The origins of french toast are not entirely clear, but long before this sweet snack was called “french toast,” similar recipes were being whipped up all around the world. One of the earliest versions of french toast has been traced back to the Roman Empire.

The name “french toast” was first used in 17th-century England. The recipe — and name — were brought to America by early settlers.

In France, the dish is called “pain perdu,” meaning “lost bread.” Why lost bread? Originally, people made French toast from stale bread in order to make use of bread that would otherwise have been thrown away.

To make french toast, you first dip slices of bread in a mixture of beaten eggs, milk, cinnamon and vanilla. Then you fry the egg-coated bread in a pan until browned.

Some people recommend slicing the bread the night before and letting it dry out a bit overnight to keep the bread from absorbing too much egg and getting soggy.

In the United States, restaurants usually serve french toast with butter, maple syrup and powdered sugar, but the possibilities are endless.

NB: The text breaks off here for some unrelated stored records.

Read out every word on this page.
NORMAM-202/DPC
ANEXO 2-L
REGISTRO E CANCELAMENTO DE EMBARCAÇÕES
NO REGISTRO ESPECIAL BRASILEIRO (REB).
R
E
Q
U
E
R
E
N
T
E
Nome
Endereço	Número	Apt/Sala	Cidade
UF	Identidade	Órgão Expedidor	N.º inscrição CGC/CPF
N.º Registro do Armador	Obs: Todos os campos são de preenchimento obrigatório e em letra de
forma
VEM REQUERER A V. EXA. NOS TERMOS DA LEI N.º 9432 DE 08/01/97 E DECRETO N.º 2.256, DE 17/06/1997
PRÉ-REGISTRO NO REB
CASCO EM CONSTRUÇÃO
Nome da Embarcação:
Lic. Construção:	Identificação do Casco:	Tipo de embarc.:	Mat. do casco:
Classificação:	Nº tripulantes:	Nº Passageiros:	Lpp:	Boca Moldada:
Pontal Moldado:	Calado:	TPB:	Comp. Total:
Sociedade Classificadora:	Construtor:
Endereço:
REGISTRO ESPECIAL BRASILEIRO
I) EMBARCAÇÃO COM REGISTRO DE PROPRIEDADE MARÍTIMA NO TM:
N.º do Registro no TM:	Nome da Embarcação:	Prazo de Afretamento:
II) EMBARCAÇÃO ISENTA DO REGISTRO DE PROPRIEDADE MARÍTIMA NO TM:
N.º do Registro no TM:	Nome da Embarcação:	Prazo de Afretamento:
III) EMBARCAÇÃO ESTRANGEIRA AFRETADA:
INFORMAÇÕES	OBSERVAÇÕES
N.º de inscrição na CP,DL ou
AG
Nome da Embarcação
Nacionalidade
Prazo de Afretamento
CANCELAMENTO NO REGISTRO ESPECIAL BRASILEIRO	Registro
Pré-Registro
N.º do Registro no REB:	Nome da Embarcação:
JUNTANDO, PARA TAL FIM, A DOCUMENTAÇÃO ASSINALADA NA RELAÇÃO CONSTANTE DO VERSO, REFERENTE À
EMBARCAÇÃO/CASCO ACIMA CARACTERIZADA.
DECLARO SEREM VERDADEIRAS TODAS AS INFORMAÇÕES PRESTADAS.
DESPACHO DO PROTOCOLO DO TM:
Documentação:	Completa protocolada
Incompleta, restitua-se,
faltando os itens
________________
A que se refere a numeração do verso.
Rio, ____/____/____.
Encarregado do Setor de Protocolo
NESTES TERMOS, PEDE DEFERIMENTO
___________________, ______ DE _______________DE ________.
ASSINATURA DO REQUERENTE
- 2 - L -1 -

French toast can be topped with just about anything.

Popular toppings include powdered sugar, maple syrup, jelly, jam, honey, peanut butter, applesauce, whipped cream, fruit, yogurt, ice cream and nuts. Savory (not sweet) french toast can be topped with bacon, cheese, gravy and even ketchup!

People use a variety of different breads to make french toast. In the western and southwestern United States, many cooks prefer sourdough bread. Within some Jewish-American communities in the New York area, people use leftover challah bread from the Sabbath dinner for french toast on Sunday mornings.

Around the world, people enjoy french toast in many different ways. The British call french toast “eggy bread,” “gypsy bread” or “french-fried bread.” And sometimes they serve it with ketchup.

The people of New Zealand prefer their french toast served with bananas, bacon and maple syrup. Australians serve up a savory version of french toast with cheese and tomato sauce. The French consider “pain perdu” a dessert, not a breakfast food.